【インタビュー】クリス・ハート、『Christmas Hearts 2』とヴォーカルレコーディングを語る。“完璧に歌うんじゃなくて、正直に歌う”

取材・文:田代智衣里(Vocal Magazine Web)

今回のアルバムは特に、曲によってスペースを調整したかった

──オーディオインターフェースは何を使っているんですか?

クリス 僕はPreSonusのStudio Oneを使っているので、インターフェースもPreSonusのStudio 192とQuantum 2626を使っています。AstonマイクからUNIVERSAL AUDIOのLA-610 MKIIというマイクプリアンプを繋いでいます。

──長い間このスタイルで録っていますか?

クリス ちょうど今年からマイクプリアンプを変えました。カナダで全部ミキシングをやってもらってるんですけど、カナダチームと話して、もっとスムーズにできるようにいろんなプリアンプを試してみたんです。やっぱりUNIVERSAL AUDIOのほうが合ってるという話になって変えました。

──自宅ではレコーディング用のブースを作っているのですか?

クリス ブースというほどではないけど、吸音パネルを使って空間を調整しています。今回、SHIZUKA Stillness Panel SDM-1800という吸音パネルを初めて試してみました。

──部屋の壁には吸音材を貼っていますか?

クリス そこまでしっかりやっていないです。ミキシングもヘッドフォンだし、ヴォーカルを録るときはアコースティックな空間で僕の好きなサウンドになっていたから、そんなに必要ないと思っていて。

前作のオリジナルアルバム(『COMPLEX』)を録ったときは引っ越す前で、当時の部屋はちょうど良くうまく録れたんだけど、今の部屋は少し狭くなったので音をどうするかずっと気になっていたんです。

今回のアルバムは特に、曲によってスペースを調整したくて。最後の「The Christmas Song」はすごくマイクに近づいて、狭い部屋で録っているような感じにしたかった。そこで吸音パネルをうまく活用できました。

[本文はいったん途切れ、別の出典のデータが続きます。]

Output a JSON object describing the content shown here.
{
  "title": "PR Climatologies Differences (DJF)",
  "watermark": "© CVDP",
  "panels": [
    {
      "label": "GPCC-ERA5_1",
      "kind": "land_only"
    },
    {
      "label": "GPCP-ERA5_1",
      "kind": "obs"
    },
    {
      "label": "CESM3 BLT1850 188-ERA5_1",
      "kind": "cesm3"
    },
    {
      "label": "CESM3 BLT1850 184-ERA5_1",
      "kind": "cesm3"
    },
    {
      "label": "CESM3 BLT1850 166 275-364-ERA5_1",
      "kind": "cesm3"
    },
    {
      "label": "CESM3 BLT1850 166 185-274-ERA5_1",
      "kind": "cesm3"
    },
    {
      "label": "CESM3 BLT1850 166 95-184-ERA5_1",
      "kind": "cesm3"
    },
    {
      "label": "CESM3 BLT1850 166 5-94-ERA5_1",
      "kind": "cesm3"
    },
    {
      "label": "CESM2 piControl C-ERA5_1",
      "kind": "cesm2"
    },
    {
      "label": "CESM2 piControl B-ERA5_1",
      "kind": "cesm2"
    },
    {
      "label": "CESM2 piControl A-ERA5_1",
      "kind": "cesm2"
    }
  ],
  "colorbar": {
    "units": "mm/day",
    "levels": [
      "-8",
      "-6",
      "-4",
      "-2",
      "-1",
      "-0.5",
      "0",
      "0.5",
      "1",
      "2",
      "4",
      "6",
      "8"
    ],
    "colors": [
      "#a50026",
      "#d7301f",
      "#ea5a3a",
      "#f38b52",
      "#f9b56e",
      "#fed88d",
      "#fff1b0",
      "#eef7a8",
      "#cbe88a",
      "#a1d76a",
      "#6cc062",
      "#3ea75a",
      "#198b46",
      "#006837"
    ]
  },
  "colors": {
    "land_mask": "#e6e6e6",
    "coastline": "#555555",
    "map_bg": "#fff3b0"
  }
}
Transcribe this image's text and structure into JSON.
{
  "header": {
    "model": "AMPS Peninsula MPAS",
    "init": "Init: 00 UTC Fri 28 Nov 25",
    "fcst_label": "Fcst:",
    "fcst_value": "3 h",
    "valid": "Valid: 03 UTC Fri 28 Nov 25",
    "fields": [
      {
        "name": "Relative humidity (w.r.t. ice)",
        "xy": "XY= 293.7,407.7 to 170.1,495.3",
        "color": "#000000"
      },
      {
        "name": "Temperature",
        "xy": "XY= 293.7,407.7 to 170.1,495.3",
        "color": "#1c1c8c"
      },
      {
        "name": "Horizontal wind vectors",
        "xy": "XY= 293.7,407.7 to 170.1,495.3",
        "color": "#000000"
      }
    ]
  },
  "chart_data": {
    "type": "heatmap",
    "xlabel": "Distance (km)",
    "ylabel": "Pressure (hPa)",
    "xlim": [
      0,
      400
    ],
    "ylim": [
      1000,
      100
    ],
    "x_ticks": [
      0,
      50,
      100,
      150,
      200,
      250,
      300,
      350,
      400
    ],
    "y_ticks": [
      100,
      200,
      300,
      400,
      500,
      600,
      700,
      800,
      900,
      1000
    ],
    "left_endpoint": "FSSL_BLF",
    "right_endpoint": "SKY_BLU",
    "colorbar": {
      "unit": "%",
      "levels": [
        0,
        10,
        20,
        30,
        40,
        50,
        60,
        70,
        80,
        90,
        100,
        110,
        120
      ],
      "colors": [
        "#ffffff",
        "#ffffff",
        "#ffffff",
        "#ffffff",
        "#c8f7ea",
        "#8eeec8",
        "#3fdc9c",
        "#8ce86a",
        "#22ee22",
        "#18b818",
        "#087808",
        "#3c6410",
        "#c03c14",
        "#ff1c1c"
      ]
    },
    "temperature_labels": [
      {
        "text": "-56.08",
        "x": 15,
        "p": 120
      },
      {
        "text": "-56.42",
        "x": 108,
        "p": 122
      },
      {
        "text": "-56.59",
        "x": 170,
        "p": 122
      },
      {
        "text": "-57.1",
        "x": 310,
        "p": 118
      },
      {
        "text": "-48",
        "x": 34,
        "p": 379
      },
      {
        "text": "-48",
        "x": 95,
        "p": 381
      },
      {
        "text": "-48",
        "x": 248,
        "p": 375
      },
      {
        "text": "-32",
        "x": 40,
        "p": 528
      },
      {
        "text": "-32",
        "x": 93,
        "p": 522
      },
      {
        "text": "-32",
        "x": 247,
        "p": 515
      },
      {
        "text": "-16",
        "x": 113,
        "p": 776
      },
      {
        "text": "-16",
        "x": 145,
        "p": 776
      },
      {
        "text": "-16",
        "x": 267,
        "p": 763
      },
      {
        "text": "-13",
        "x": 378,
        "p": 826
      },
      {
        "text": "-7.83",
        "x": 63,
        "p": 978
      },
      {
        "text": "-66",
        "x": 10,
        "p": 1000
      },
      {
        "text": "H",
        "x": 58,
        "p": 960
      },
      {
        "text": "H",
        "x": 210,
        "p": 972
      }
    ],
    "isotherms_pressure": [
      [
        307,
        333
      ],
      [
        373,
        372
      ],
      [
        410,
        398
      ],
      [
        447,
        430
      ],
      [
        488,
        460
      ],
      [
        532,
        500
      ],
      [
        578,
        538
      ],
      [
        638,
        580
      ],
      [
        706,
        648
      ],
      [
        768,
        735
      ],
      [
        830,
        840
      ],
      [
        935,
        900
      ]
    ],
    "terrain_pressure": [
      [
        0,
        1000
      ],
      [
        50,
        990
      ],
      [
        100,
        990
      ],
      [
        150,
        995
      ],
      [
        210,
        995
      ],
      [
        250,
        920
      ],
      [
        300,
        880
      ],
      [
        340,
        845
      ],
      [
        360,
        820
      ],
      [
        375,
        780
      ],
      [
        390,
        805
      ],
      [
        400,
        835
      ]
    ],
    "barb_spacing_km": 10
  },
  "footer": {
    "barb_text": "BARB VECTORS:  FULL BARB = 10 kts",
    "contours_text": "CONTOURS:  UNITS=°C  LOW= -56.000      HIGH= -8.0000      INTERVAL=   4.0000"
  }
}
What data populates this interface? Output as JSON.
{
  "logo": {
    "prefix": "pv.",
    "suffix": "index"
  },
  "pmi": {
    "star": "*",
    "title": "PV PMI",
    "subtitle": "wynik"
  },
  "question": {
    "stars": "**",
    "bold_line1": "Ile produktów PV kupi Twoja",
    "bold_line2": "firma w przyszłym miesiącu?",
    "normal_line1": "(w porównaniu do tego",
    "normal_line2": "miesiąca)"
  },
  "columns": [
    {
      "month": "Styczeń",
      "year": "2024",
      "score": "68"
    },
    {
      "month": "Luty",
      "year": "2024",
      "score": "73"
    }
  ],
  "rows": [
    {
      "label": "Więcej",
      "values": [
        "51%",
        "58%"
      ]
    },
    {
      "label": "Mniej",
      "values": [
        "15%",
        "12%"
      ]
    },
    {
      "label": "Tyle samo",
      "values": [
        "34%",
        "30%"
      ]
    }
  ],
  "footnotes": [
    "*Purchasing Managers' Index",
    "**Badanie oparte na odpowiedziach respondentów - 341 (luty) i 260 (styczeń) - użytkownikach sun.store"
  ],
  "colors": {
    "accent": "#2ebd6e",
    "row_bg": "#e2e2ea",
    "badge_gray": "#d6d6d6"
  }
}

──2面ある吸音パネルを2枚用意して、自分を挟むように置いていますか?

クリス はい。「チキンライス with Tsukiko Nakamura」、「The Christmas Song」などバラードの曲では、吸音パネルを自分に近づけて狭い空間にしました。「Santa Tell Me with HIKKA」、「Wonderful Christmastime」は逆に吸音パネルを離して、部屋の音を少し取り入れたり。その自由さがあって、アルバムのSpecial ThanksにSHIZUKA Inc.(株式会社静科)の名前を入れるくらい助かりました(笑)。